Dapagliflozin in combination with verinurad and febuxostat led to a substantial decline in serum uric acid without influencing urinary uric acid excretion and thus appears to be useful in the treatment of  gout/hyperuricemia.

A randomized, phase II, placebo-controlled, two-way crossover study (QUARTZ) aimed to determine the effect of adding dapagliflozin (sodium/glucose cotransporter 2 inhibitor)  to verinurad (selective urate transporter 1 inhibitor) and febuxostat (xanthine oxidase inhibitor) on urinary uric acid excretion and serum uric acid levels in patients with asymptomatic hyperuricemia.

Overall, 36 subjects were randomly allocated to (i) oral once-daily 9 mg verinurad plus 80 mg febuxostat plus 10 mg dapagliflozin (dapagliflozin group) for seven days, and then cross-over to (ii) oral once-daily 9 mg verinurad plus 80 mg febuxostat plus placebo (placebo group) for seven days with an intervening 7 to 21-day washout period.

The difference in peak urinary uric acid excretion between the cohorts from baseline to day 7 was the primary outcome while alterations in serum uric acid levels and 24-hour urinary uric acid elimination were the secondary endpoints.

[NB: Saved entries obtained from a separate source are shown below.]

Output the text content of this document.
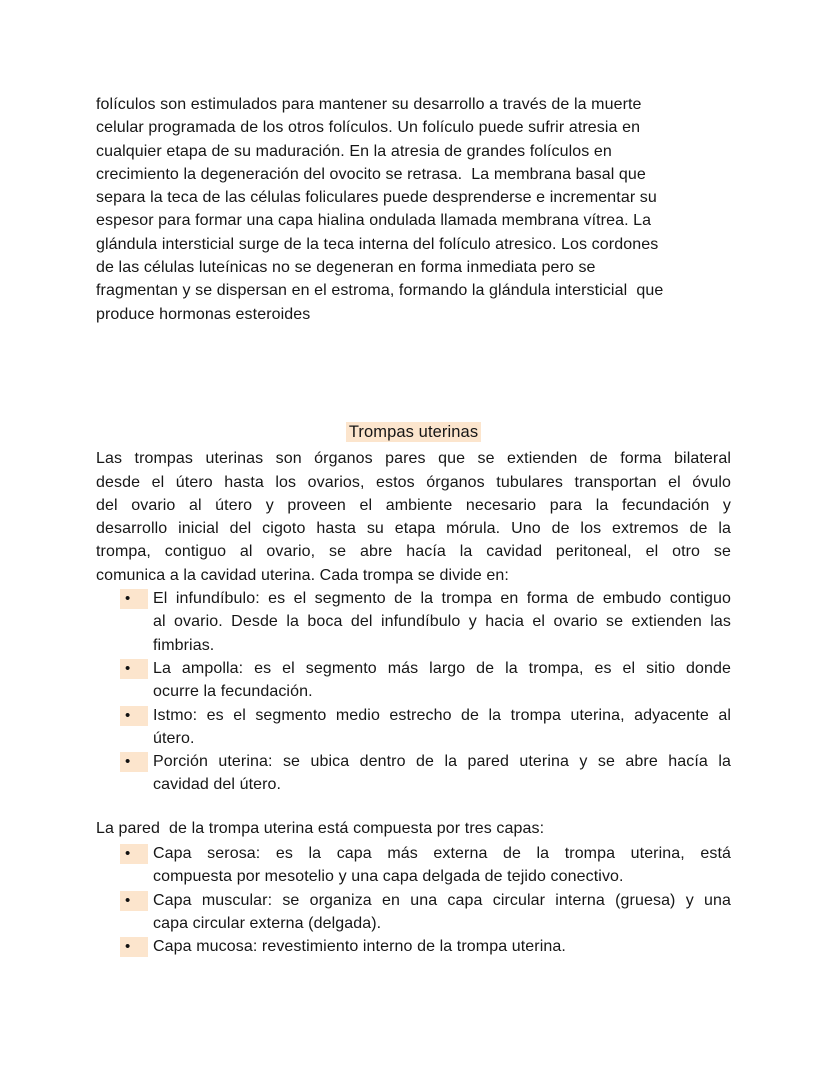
folículos son estimulados para mantener su desarrollo a través de la muerte
celular programada de los otros folículos. Un folículo puede sufrir atresia en
cualquier etapa de su maduración. En la atresia de grandes folículos en
crecimiento la degeneración del ovocito se retrasa.  La membrana basal que
separa la teca de las células foliculares puede desprenderse e incrementar su
espesor para formar una capa hialina ondulada llamada membrana vítrea. La
glándula intersticial surge de la teca interna del folículo atresico. Los cordones
de las células luteínicas no se degeneran en forma inmediata pero se
fragmentan y se dispersan en el estroma, formando la glándula intersticial  que
produce hormonas esteroides
Trompas uterinas
Las trompas uterinas son órganos pares que se extienden de forma bilateral
desde el útero hasta los ovarios, estos órganos tubulares transportan el óvulo
del ovario al útero y proveen el ambiente necesario para la fecundación y
desarrollo inicial del cigoto hasta su etapa mórula. Uno de los extremos de la
trompa, contiguo al ovario, se abre hacía la cavidad peritoneal, el otro se
comunica a la cavidad uterina. Cada trompa se divide en:
•	El infundíbulo: es el segmento de la trompa en forma de embudo contiguo
al ovario. Desde la boca del infundíbulo y hacia el ovario se extienden las
fimbrias.
•	La ampolla: es el segmento más largo de la trompa, es el sitio donde
ocurre la fecundación.
•	Istmo: es el segmento medio estrecho de la trompa uterina, adyacente al
útero.
•	Porción uterina: se ubica dentro de la pared uterina y se abre hacía la
cavidad del útero.
La pared  de la trompa uterina está compuesta por tres capas:
•	Capa serosa: es la capa más externa de la trompa uterina, está
compuesta por mesotelio y una capa delgada de tejido conectivo.
•	Capa muscular: se organiza en una capa circular interna (gruesa) y una
capa circular externa (delgada).
•	Capa mucosa: revestimiento interno de la trompa uterina.
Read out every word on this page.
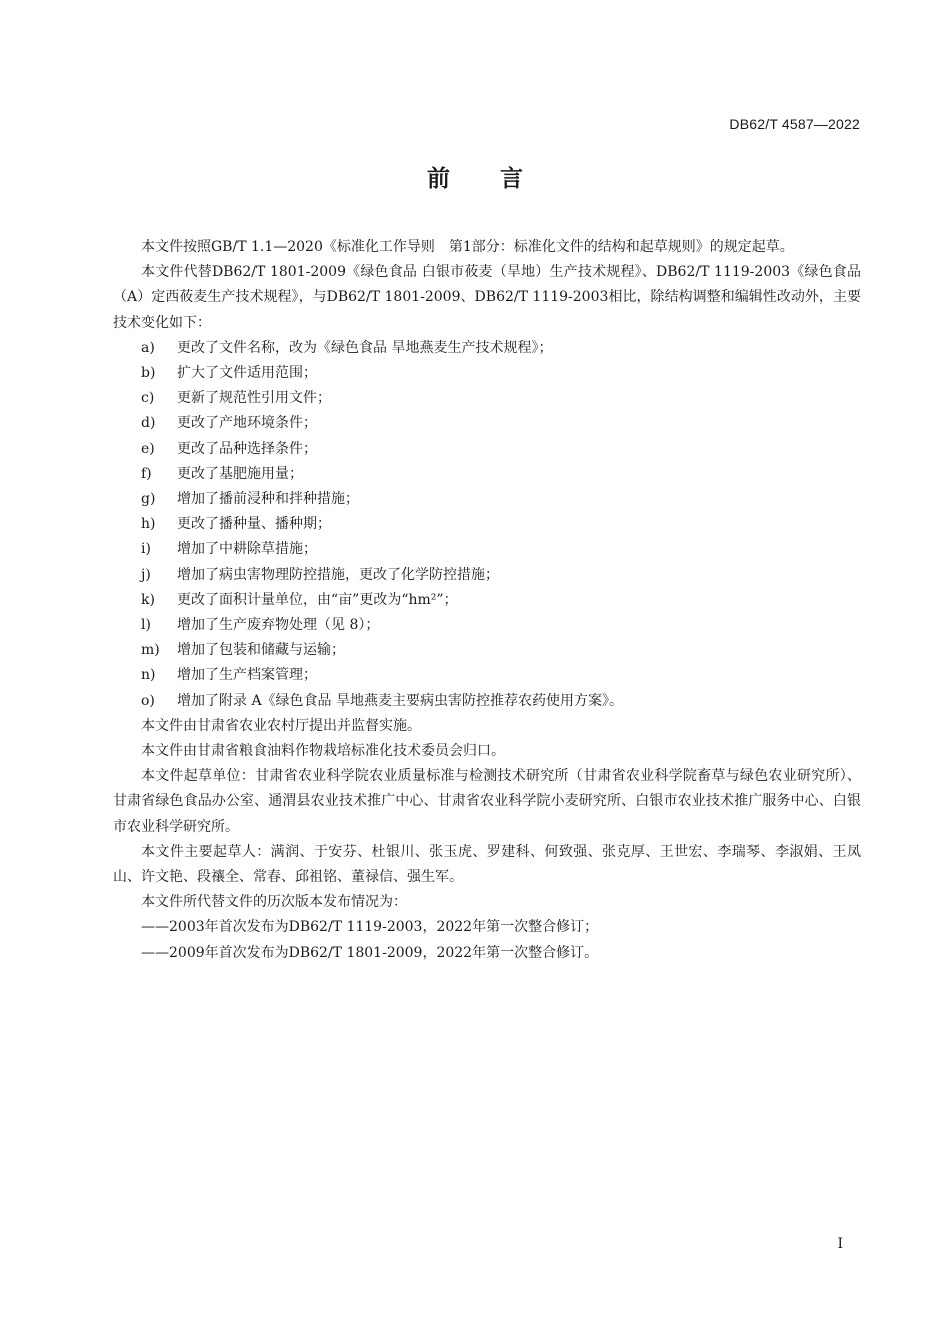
DB62/T 4587—2022
前 言

本文件按照GB/T 1.1—2020《标准化工作导则　第1部分：标准化文件的结构和起草规则》的规定起草。

本文件代替DB62/T 1801-2009《绿色食品 白银市莜麦（旱地）生产技术规程》、DB62/T 1119-2003《绿色食品（A）定西莜麦生产技术规程》，与DB62/T 1801-2009、DB62/T 1119-2003相比，除结构调整和编辑性改动外，主要技术变化如下：

a) 更改了文件名称，改为《绿色食品 旱地燕麦生产技术规程》；

b) 扩大了文件适用范围；

c) 更新了规范性引用文件；

d) 更改了产地环境条件；

e) 更改了品种选择条件；

f) 更改了基肥施用量；

g) 增加了播前浸种和拌种措施；

h) 更改了播种量、播种期；

i) 增加了中耕除草措施；

j) 增加了病虫害物理防控措施，更改了化学防控措施；

k) 更改了面积计量单位，由“亩”更改为“hm²”；

l) 增加了生产废弃物处理（见 8）；

m) 增加了包装和储藏与运输；

n) 增加了生产档案管理；

o) 增加了附录 A《绿色食品 旱地燕麦主要病虫害防控推荐农药使用方案》。

本文件由甘肃省农业农村厅提出并监督实施。

本文件由甘肃省粮食油料作物栽培标准化技术委员会归口。

本文件起草单位：甘肃省农业科学院农业质量标准与检测技术研究所（甘肃省农业科学院畜草与绿色农业研究所）、甘肃省绿色食品办公室、通渭县农业技术推广中心、甘肃省农业科学院小麦研究所、白银市农业技术推广服务中心、白银市农业科学研究所。

本文件主要起草人：满润、于安芬、杜银川、张玉虎、罗建科、何致强、张克厚、王世宏、李瑞琴、李淑娟、王凤山、许文艳、段禳全、常春、邱祖铭、董禄信、强生军。

本文件所代替文件的历次版本发布情况为：

——2003年首次发布为DB62/T 1119-2003，2022年第一次整合修订；

——2009年首次发布为DB62/T 1801-2009，2022年第一次整合修订。

I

Both the therapies reduced mean peak urinary uric acid excretion (least-squares mean alteration from baseline: −12.9 mg/h, dapagliflozin; −13.2 mg/h, placebo). The serum uric acid decline in the dapagliflozin arm was substantially greater compared to the placebo arm, with a mean treatment difference of −62.3 µmol/L, as shown in the following figure:

Neither the peak urinary excretion of uric acid nor the total daily urinary excretion of uric acid differed considerably at the end of each therapy period. Dapagliflozin did not affect the pharmacokinetics of verinurad, its major metabolites, or febuxostat or fasting plasma glucose levels vs verinurad plus febuxostat. No clinically relevant alteration in safety parameters was witnessed. 

Combining dapagliflozin with verinurad and febuxostat remarkably lowers uric acid levels in serum. This was attained without any detectable rise in total urinary uric excretion rates and without adversely affecting the kidney function.